Advice on fitting state-space with observational error

I have a time-series with a state space description of:

\frac{dI}{dt} = J + k( (S B) - C)

J, k, S, B, C are all time varying and observed with some known measurement error.

e.g.
\hat{C} \sim N(C, \sigma_C) where \sigma_C is specified as data varying with the observations \hat{C}.

k also varies quite a lot between time steps.
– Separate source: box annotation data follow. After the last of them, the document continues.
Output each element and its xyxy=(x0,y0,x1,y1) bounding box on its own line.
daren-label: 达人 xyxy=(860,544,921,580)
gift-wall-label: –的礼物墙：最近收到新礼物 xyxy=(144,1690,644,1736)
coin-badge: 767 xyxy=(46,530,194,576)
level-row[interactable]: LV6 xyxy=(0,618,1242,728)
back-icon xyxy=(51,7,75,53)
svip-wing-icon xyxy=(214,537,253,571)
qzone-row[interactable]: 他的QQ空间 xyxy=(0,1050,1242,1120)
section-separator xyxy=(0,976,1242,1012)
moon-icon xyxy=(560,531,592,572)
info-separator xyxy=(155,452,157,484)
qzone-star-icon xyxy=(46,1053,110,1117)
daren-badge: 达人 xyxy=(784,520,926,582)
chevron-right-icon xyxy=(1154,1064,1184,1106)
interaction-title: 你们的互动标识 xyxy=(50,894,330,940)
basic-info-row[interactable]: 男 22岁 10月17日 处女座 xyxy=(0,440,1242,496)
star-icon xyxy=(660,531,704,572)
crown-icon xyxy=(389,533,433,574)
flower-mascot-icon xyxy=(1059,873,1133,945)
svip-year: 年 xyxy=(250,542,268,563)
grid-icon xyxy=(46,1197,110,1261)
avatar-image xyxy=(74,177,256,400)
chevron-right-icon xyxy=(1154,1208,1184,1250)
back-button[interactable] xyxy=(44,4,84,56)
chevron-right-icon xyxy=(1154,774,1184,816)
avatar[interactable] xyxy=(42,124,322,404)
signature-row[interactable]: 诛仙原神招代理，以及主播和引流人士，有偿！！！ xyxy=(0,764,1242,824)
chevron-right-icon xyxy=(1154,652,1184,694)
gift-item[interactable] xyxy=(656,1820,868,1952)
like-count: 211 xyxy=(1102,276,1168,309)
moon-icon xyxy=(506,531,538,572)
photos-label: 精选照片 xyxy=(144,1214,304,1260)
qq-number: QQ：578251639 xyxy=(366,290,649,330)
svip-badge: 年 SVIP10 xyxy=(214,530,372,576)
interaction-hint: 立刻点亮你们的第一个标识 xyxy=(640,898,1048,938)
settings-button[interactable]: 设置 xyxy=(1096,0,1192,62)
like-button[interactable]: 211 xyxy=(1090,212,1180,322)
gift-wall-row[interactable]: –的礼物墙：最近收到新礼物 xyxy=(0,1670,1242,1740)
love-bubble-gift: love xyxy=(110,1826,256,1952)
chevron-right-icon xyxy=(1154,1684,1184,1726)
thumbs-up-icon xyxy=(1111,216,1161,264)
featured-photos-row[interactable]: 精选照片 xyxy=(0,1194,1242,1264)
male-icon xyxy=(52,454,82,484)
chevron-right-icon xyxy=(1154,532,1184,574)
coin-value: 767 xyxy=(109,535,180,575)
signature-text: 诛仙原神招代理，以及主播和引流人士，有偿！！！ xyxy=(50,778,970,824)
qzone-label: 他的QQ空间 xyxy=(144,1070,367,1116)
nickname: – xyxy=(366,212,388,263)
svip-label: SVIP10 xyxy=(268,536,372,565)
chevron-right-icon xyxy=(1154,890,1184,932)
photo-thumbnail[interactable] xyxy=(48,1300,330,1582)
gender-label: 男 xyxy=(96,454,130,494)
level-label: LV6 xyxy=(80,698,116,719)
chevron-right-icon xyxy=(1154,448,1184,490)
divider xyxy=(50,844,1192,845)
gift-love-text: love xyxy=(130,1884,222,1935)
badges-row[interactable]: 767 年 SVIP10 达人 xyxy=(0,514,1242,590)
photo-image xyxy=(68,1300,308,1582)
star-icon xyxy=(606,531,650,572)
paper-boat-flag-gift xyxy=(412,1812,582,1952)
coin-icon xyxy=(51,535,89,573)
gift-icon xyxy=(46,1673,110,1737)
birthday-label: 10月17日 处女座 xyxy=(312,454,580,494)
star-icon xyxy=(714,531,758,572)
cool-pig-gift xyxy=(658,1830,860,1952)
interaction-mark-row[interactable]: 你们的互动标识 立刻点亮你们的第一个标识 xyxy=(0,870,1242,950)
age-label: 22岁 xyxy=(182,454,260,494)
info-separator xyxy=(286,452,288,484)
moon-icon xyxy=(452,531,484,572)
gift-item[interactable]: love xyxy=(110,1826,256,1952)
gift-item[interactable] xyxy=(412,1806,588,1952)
This time series is also fairly long, with many observations (~13,000).
So as expected this is very difficult for a naive implementation like:

transformed parameters {
  ...
  for(i in 2:N){
    G[i-1] = k[i-1] * ((S[i-1] * B[i-1]) - C[i-1]);
    I[i] = I[i-1] + ((G[i-1] + J[i-1]) * dt[i-1]) + process_error[N-1];
  }
}
model {
    // priors
  J ~ normal(tau, sigma);
  tau ~ normal(0, 100);
  sigma ~ lognormal(0, 0.1);
  process_error ~ normal(0, 0.1);

    // initial condition prior
  init_I ~ normal(0, I_obs_error[1]);

    // measurements
  C_obs ~ normal(C, C_obs_error);
  I_obs ~ normal(I, I_obs_error);
  ....
}

I believe I need a kalman filter + smoother (or similar) to make this something Stan can fit.
I don’t think the built-in gaussian_dlm_obs sampling statement can work here, but I may be mistaken.
I’m aware of the work of jarnold and I’m happy to give implementing the filter a go. Alternatively I know ctsem exists and may work here.

My questions are:
Is a kalman filter likely to be a good solution?
If so, do the measured variables (k, C etc) need to be treated as state variables in the filter or just I?

As an aside, am I right in thinking that when implemented in stan this is a form of the Ensemble kalman filter?

Many Thanks

Whether some form of Kalman filter is a ‘good’ solution will depend a lot on your requirements, specific implementation, and extent of non-linearity between measurements. Without knowing any more I guess there’s a decent chance it’s a ‘viable’ solution. Certainly, getting stan to efficiently sample the states in a multivariate and complex dependency as you’ve shown always seemed pretty hard to me. The math of a filter makes things computationally slower but you get much more efficient parameter sampling, with some additionl cost of whatever statistical approximations are involved in the filter.

If k and C are measured with error, and you want things to depend on ‘true’ k and C, you need to estimate the true states of k and C in some manner.

I understand the ensemble filter as propagating an ensemble of possible states at every step, rather than an expectation and covariance.